Jago Reeth no respiraba, había cogido aire y lo había retenido mientras intentaba decidir quizá si creer o no lo que Ben había dicho. Para Ben, ya no importaba lo que la gente creyera. Al final, tampoco importaba que Santo no fuera sangre de su sangre. Porque entendía que habían sido padre e hijo de la única manera que importaba serlo entre un hombre y un chico, una manera que tenía todo que ver con la historia y la experiencia y nada con una célula que nadaba a ciegas y penetra por puro azar en un óvulo. Así, sus fracasos eran igual de profundos de lo que lo habrían sido los de un padre biológico con su hijo. Porque todos sus movimientos paternales habían sido resultado del miedo y no del amor, siempre esperando a que Santo mostrara los colores de sus verdaderos orígenes. Como después de la adolescencia nunca conoció a ninguno de los amantes de su mujer, esperó a que las características menos deseables de ella se manifestaran en su hijo y cuando aparecía algo remotamente similar a Dellen, Ben centraba su atención y pasión en ello. Prácticamente moldeó a Santo a imagen y semejanza de su madre, tan grande fue el énfasis que puso en cualquier cosa que tuviera el niño que se pareciera a ella.
– No era hijo mío -repitió Ben. Qué patética era aquella verdad, veía ahora.
– Eres un puto mentiroso. Siempre lo fuiste -dijo Jago Reeth.
– Ojalá fuera así. -Ahora Ben apreció otro detalle. Lo vio todo claro y corrigió su malentendido anterior-. Ella habló con usted, ¿verdad? -le dijo a Reeth-. Pensé que se refería a la policía, pero no.
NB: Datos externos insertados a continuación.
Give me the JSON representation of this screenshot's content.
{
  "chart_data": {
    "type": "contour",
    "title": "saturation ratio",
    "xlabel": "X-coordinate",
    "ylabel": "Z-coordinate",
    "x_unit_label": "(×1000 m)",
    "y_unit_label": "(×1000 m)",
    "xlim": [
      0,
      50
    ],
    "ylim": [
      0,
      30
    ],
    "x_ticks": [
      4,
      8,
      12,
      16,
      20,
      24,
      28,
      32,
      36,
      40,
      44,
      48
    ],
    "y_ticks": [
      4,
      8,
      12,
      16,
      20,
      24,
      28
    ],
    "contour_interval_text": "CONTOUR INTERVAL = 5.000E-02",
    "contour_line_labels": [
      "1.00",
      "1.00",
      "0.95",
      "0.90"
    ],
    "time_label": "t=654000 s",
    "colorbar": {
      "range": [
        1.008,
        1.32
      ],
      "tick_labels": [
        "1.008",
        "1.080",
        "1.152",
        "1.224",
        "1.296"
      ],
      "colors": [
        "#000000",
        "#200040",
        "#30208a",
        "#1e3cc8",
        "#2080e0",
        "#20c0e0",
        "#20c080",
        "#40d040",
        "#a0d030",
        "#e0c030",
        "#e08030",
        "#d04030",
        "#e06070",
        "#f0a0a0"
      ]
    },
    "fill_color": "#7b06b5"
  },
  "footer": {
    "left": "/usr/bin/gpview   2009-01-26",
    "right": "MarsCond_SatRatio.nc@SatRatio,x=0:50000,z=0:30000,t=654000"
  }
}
Habló con usted.
– Señor Kerne -dijo la inspectora Hannaford-, no hace falta que diga nada.
– Necesita saber la verdad -dijo Ben-. Yo no tuve nada que ver con lo que le ocurrió a Jamie. No estaba allí.
– Embustero -dijo Jago Reeth con brusquedad-. ¿Qué ibas a decir?
– Es la verdad. Tuve un roce con él. Me echó de su fiesta. Pero salí a dar un paseo y luego me fui a casa. Lo que te contó Dellen… -No estaba seguro de si podría continuar, pero sabía que tenía que hacerlo, aunque sólo fuera para hacer lo único que podía hacerse para vengar la muerte de Santo-. Lo que le contó Dellen se lo contó por celos. Yo estaba con su hija, besuqueándonos. Nos dejamos llevar. Dellen lo vio y tuvo que desquitarse porque era lo que nos hacíamos el uno al otro. Ojo por ojo, diente por diente, juntos y separados, amor y odio, nunca importaba. Estábamos atados por algo de lo que no podíamos liberarnos.
– Mientes ahora como mentiste entonces.
– Así que fue a verle y le contó que yo hice… lo que fuera que le contara que hice. Pero yo sé sobre esa noche lo mismo que sabe usted y es lo que siempre he sabido: Jamie, su hijo, bajó a esa cueva por algún motivo después de la fiesta y allí murió.
– No te atrevas a afirmar eso, maldita sea -dijo Reeth, furioso-. Huiste. Te marchaste de Pengelly Cove y no regresaste nunca. Tenías motivos para irte y los dos sabemos cuáles eran.
– Sí, tenía motivos. Porque le dijera lo que le dijese, mi propio padre, como usted, creía que era culpable.
– Con toda la razón del mundo, joder.
– Lo que usted diga, señor Parsons. Como desee. Ahora y siempre, si quiere. Pero yo no estaba allí, así que supongo que su trabajo no ha terminado, ¿verdad? Porque lo que le dijo… Y fue ella quien se lo dijo, ¿verdad?, era mentira.
– ¿Por qué iba ella a…? ¿Por qué iba alguien a…?
Ben lo vio. La razón, la causa. Más allá del ojo por ojo y del amor y del odio, más allá del tira y afloja que había sido su relación durante casi treinta años, lo vio.
– Porque ella es así -dijo-. Porque es lo que hace, simplemente.
Lo dejó ahí. Se levantó. En la puerta de la cabaña se detuvo; quedaba un pequeño asunto por aclarar.
– ¿Me ha vigilado todo este tiempo, señor Parsons? -le preguntó a Reeth-. ¿Así ha sido su vida? ¿Su manera de definirse? ¿Esperando a que tuviera un hijo justo de la misma edad que tenía Jamie cuando murió y luego intervenir para matarlo?